フィノはそれを見たことがある。彼女が盗人に盗られて取り返していたものだ。
「私が今まで貯めていた保釈金。それなりに入ってるから旅費の足しにして」
「いや、いらな」
「――いいから!」
無理やりに押し付けられたユルグは困った顔をする。
有難いことだが、金が欲しいわけじゃない。断ろうとしたが、それをフィノに止められた。
「これ返したらずっと離してもらえないよ」
『諦めも肝心ということだな』
「……わかったよ」
渋々とユルグはライエからのお礼を受け取る。
もう少し嬉しそうにしたらいいのにとフィノは思ったが、それをこの人に望むのは間違っている。

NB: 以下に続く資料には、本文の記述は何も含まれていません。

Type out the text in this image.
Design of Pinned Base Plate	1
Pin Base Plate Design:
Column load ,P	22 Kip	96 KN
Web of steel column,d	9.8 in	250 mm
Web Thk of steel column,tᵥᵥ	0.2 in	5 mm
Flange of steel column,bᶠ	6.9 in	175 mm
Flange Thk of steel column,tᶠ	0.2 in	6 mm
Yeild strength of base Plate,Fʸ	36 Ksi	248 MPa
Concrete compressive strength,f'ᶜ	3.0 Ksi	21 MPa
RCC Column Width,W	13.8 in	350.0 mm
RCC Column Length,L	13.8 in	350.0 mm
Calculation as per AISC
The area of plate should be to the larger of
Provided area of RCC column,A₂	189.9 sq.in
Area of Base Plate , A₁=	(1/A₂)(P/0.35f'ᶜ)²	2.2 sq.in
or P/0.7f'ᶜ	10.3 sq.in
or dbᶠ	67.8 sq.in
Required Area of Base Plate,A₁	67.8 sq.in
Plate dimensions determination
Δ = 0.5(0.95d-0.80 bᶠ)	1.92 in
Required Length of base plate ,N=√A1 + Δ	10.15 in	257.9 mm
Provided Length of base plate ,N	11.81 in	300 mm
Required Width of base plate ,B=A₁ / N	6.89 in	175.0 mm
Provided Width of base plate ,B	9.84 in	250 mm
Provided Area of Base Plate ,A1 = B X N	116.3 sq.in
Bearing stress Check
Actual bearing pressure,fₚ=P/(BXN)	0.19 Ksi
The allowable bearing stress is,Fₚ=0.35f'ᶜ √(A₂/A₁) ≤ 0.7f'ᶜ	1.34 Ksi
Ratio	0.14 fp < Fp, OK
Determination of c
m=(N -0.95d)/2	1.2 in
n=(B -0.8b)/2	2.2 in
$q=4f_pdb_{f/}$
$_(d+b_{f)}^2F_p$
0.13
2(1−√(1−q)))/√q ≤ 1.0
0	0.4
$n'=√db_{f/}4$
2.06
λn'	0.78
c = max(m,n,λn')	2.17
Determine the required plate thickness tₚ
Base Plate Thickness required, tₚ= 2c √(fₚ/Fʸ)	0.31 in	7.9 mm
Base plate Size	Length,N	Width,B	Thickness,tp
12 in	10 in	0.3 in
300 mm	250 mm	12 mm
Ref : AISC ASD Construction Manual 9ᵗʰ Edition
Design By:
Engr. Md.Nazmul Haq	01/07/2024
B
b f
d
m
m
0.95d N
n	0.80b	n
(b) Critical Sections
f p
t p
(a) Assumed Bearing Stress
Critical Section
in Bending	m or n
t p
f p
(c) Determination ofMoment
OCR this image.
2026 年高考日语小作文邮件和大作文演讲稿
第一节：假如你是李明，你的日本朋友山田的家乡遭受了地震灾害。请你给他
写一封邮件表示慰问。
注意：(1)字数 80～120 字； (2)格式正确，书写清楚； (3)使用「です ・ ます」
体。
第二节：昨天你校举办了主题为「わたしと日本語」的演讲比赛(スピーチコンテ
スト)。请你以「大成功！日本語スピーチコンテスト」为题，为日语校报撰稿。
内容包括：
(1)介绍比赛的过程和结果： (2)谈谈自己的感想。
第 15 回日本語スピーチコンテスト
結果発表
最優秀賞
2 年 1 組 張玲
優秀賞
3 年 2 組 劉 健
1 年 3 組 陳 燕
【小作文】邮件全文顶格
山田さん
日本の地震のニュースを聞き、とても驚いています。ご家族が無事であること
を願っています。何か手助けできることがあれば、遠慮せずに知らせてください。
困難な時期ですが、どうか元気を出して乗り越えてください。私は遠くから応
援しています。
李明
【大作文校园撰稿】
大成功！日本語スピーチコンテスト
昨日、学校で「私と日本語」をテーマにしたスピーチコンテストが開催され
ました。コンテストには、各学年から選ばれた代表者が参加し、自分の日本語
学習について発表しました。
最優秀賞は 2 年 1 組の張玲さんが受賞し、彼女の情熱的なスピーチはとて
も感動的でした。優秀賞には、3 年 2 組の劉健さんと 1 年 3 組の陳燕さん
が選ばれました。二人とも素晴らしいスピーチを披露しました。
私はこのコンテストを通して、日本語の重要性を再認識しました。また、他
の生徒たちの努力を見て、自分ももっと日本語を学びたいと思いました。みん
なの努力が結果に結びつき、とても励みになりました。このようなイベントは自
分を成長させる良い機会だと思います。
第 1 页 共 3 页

「本当にありがとう。この恩はいつか返すと約束するよ」
「期待しないでおく」
握手を交わして、ユルグは先に外に出て行ってしまった。
それに慌てて師匠の後を追いかけるフィノの背中に、ライエは声を掛ける。
「フィノ、気を付けてね。またいつか、会いましょう」
「うん! じゃあね!」
笑顔で別れの言葉を告げると、フィノは足早にユルグを追いかけた。
地下牢獄の外に出ると、ユルグはフィノが出てくるのを待ってくれていた。
置いていかれるかもとは思っていなかったが、待ってくれているとも思っていなかった。
なんだかその事が無性に嬉しくなって、フィノは足速に師匠の元へと駆けて行く。
フィノの姿を確認すると、ユルグは先程渡された袋の中身を一度見て、あることを提案してきた。
「せっかくもらったんだ。こいつで馬車を手配しよう」
「いいの?」
「こういうのはあぶく銭っていうんだ。ケチっても良くないっていうだろ?」
「んぅ、そうなんだ」
『徒歩での移動がなくなったのは有難いな』
「お前はどっちでもさして問題ないだろ」
無意味な言い争いを聞きながら、一行は馬車の停留所へ向かう。
次の目的地は虚ろの穴がある祠――アンビルの街だ。